In April 2013, I reviewed the book Yellow Star by Jennifer Roy. It tells the story of a Sylvia Perlmutter, a Jewish girl in the Lodz ghetto who was liberated in 1945 when she was 12 years old. Out of a quarter of a million people in the ghetto, only 800 survived, and of those 800, only 12 were children. Sylvia was one of them.
When I read the book in 2013, I wrote this in my review:
The Germans, for reasons I do not understand, took all the children away in the latter years and told their parents they were going to care for them better than they could in the ghetto. However, the children, being of no use to the Germans as workers and only a distraction to the adult Jews, were jammed into cattle cars and taken to death camps like Auschwitz, which was only a few hundred kilometers south from Lodz – where they were killed within hours of arrival.
What bestial people take babies, toddlers, small and older children under 14 away from their parents by force, by the thousands – with the full intent to just kill them? My German ancestors did.

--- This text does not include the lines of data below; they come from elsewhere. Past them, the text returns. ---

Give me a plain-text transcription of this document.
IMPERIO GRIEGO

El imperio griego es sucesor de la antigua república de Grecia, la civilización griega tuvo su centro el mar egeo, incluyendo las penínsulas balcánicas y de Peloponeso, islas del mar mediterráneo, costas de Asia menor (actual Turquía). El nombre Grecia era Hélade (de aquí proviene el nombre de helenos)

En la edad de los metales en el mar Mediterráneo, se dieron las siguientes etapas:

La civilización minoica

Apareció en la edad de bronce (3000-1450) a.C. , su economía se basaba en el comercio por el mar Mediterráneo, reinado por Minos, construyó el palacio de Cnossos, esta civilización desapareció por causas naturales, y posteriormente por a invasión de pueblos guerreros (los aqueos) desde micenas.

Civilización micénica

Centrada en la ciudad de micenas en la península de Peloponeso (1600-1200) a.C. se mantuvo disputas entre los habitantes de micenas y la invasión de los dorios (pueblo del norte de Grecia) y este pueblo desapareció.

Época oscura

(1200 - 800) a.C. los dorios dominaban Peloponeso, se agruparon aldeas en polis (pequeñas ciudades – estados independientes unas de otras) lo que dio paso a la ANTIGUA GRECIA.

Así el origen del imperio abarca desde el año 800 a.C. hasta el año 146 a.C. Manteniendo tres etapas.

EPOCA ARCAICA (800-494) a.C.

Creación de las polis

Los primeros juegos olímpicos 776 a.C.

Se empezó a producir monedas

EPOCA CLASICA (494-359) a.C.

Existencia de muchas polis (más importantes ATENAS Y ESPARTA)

The desperate parents went to extraordinary measures to hide their children. When the soldiers went house to house, they kicked open locked doors and ransacked apartments, looking for children in closets, trunks, under beds, wherever they could possibly be hidden. The agony the parents went through is unimaginable.
The agony for the children – well, you need to read Yellow Star to find out.
The key sentence here is:
What bestial people take babies, toddlers, small and older children under 14 away from their parents by force, by the thousands?